Data represent means ± s.e.m.; ET1 alone (n = 49); ET1 + BQ123 (n = 24); ET1 + BQ788 (n = 13); ET1 +0 Ca²⁺ (n = 10); ET1 + U73122 (n = 12); ET1 + Ni²⁺ (n = 13); ET1 + nifedipine (n = 20); 100 mm K⁺ (n = 15). One-way analysis of variance revealed significant differences between treatments (F = 39.1; P < 0.0001; d.f. = 7). Dunnett's post hoc test showed a non-significant difference between ET1 alone and ET1 + BQ123, and that BQ788, 0 Ca²⁺, U73122 and Ni²⁺ significantly inhibited ET1-mediated effects on Ca²⁺ activity (***P < 0.01). On the other hand, nifedipine (Nif) slightly increased the ET1 response (**P < 0.05). Furthermore, hyper-potassium (HypK⁺) perfusion induced a slight decrease of the baseline Ca²⁺ level (two-tailed paired Student's t test; **P < 0.05).

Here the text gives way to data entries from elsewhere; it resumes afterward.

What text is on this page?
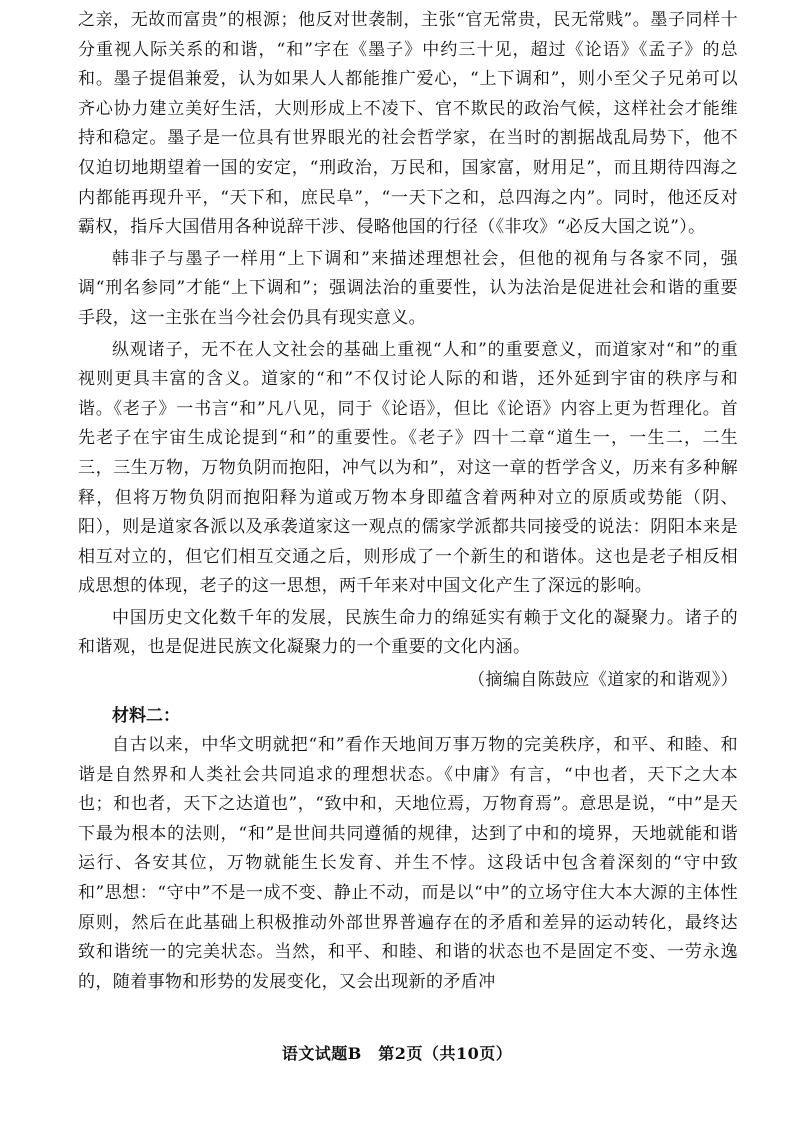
之亲，无故而富贵”的根源；他反对世袭制，主张“官无常贵，民无常贱”。墨子同样十分重视人际关系的和谐，“和”字在《墨子》中约三十见，超过《论语》《孟子》的总和。墨子提倡兼爱，认为如果人人都能推广爱心，“上下调和”，则小至父子兄弟可以齐心协力建立美好生活，大则形成上不凌下、官不欺民的政治气候，这样社会才能维持和稳定。墨子是一位具有世界眼光的社会哲学家，在当时的割据战乱局势下，他不仅迫切地期望着一国的安定，“刑政治，万民和，国家富，财用足”，而且期待四海之内都能再现升平，“天下和，庶民阜”，“一天下之和，总四海之内”。同时，他还反对霸权，指斥大国借用各种说辞干涉、侵略他国的行径（《非攻》“必反大国之说”）。

韩非子与墨子一样用“上下调和”来描述理想社会，但他的视角与各家不同，强调“刑名参同”才能“上下调和”；强调法治的重要性，认为法治是促进社会和谐的重要手段，这一主张在当今社会仍具有现实意义。

纵观诸子，无不在人文社会的基础上重视“人和”的重要意义，而道家对“和”的重视则更具丰富的含义。道家的“和”不仅讨论人际的和谐，还外延到宇宙的秩序与和谐。《老子》一书言“和”凡八见，同于《论语》，但比《论语》内容上更为哲理化。首先老子在宇宙生成论提到“和”的重要性。《老子》四十二章“道生一，一生二，二生三，三生万物，万物负阴而抱阳，冲气以为和”，对这一章的哲学含义，历来有多种解释，但将万物负阴而抱阳释为道或万物本身即蕴含着两种对立的原质或势能（阴、阳），则是道家各派以及承袭道家这一观点的儒家学派都共同接受的说法：阴阳本来是相互对立的，但它们相互交通之后，则形成了一个新生的和谐体。这也是老子相反相成思想的体现，老子的这一思想，两千年来对中国文化产生了深远的影响。

中国历史文化数千年的发展，民族生命力的绵延实有赖于文化的凝聚力。诸子的和谐观，也是促进民族文化凝聚力的一个重要的文化内涵。

（摘编自陈鼓应《道家的和谐观》）

材料二：

自古以来，中华文明就把“和”看作天地间万事万物的完美秩序，和平、和睦、和谐是自然界和人类社会共同追求的理想状态。《中庸》有言，“中也者，天下之大本也；和也者，天下之达道也”，“致中和，天地位焉，万物育焉”。意思是说，“中”是天下最为根本的法则，“和”是世间共同遵循的规律，达到了中和的境界，天地就能和谐运行、各安其位，万物就能生长发育、并生不悖。这段话中包含着深刻的“守中致和”思想：“守中”不是一成不变、静止不动，而是以“中”的立场守住大本大源的主体性原则，然后在此基础上积极推动外部世界普遍存在的矛盾和差异的运动转化，最终达致和谐统一的完美状态。当然，和平、和睦、和谐的状态也不是固定不变、一劳永逸的，随着事物和形势的发展变化，又会出现新的矛盾冲

语文试题B　第2页（共10页）
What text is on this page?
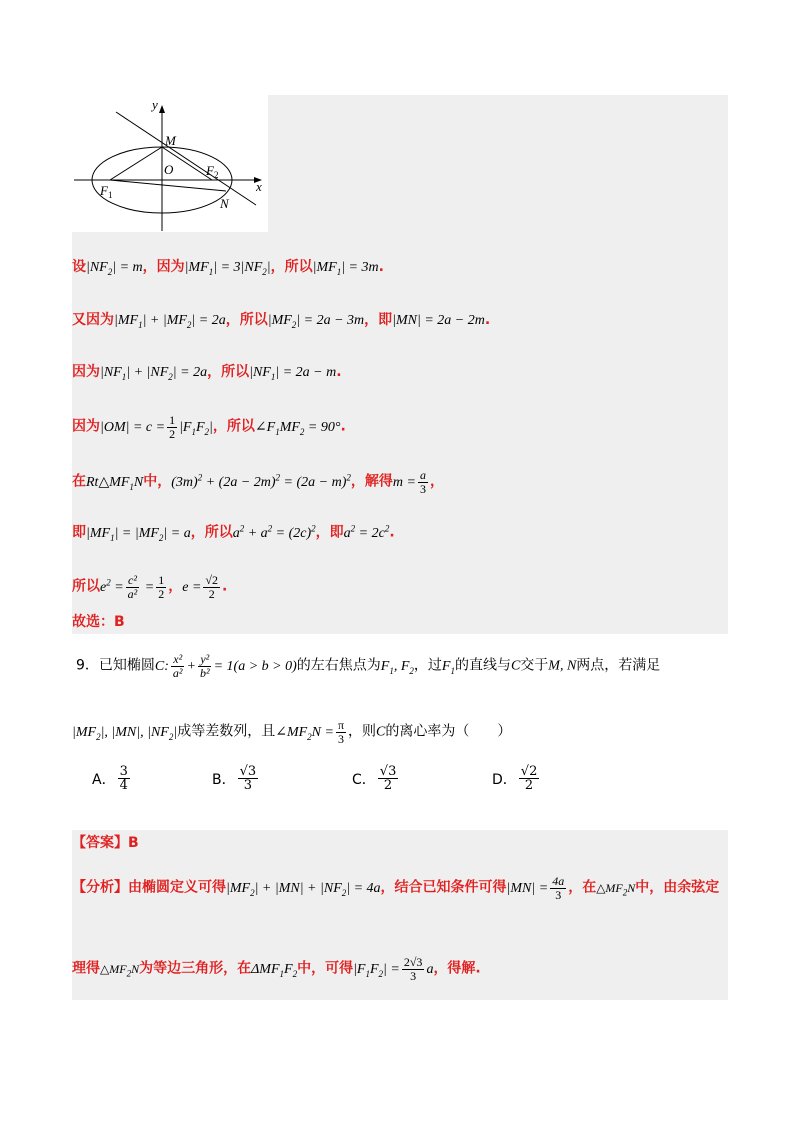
y
x
M
O	$F_2$
$F_1$
N
设$|NF_2| = m$，因为$|MF_1| = 3|NF_2|$，所以$|MF_1| = 3m$.
又因为$|MF_1| + |MF_2| = 2a$，所以$|MF_2| = 2a - 3m$，即|MN| = 2a − 2m.
因为$|NF_1| + |NF_2| = 2a$，所以$|NF_1| = 2a - m$.
因为$|OM| = c = \frac{1}{2} |F_1F_2|$，所以$\angle F_1MF_2 = 90^\circ$.
在$Rt\triangle MF_1N$中，$(3m)^2 + (2a - 2m)^2 = (2a - m)^2$，解得$m = \frac{a}{3}$ ，
即$|MF_1| = |MF_2| = a$，所以$a^2 + a^2 = (2c)^2$，即$a^2 = 2c^2$.
所以$e^2 = \frac{\text{c²}}{\text{a²}} = \frac{1}{2}$ ，$e = \frac{√2}{2}$ .
故选：B
9．已知椭圆C: $\frac{\text{x²}}{\text{a²}} + \frac{\text{y²}}{\text{b²}} = 1(a > b > 0)$的左右焦点为$F_1$, $F_2$，过$F_1$的直线与C交于M, N两点，若满足
$|MF_2|$, |MN|, $|NF_2|$成等差数列，且$\angle MF_2N = \frac{\pi}{3}$ ，则C的离心率为（　　）
A． $\frac{3}{4}$	B． $\frac{√3}{3}$	C． $\frac{√3}{2}$	D． $\frac{√2}{2}$
【答案】B
【分析】由椭圆定义可得$|MF_2| + |MN| + |NF_2| = 4a$，结合已知条件可得$|MN| = \frac{4a}{3}$ ，在$\triangle MF_2N$中，由余弦定
理得$\triangle MF_2N$为等边三角形，在$\Delta MF_1F_2$中，可得$|F_1F_2| = \frac{2√3}{3}$ a，得解.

Figure 5. Effects of SK&F96365 and LOE 908 on the ET1-induced calcium plateau phase

A and C, recordings of Ca²⁺ changes induced in response to ET1 (10⁻⁷ m) in the presence of 30 μm SK&F96365 (A) and 0.1, 1 and 10 μm LOE 908 (C) during the plateau phase. Arrows indicate the time of measurement used for the calculation of the percentage changes in ratios expressed in B and D. B, average percentage change in fluorescence ratio (F₄₀₅/F₄₈₅) for results of SK&F96365 treatment presented in A. Data represent means ± s.e.m.; ET1 plateau (n = 10); ET1 plateau + SK&F96365 (n = 10); (**P < 0.01; one-tailed paired Student's t test). D, average of percentage increases in fluorescence ratio (F₄₀₅/F₄₈₅) for results of LOE 908 treatment presented in A. Data represent means ± s.e.m.; ET1 plateau (n = 10); ET1 plateau + LOE 908 0.1 μm (n = 6); ET1 plateau + LOE 908 1 μm (n = 6); ET1 plateau + LOE 908 10 μm (n = 6); (*P < 0.05; one-tailed paired Student's t test).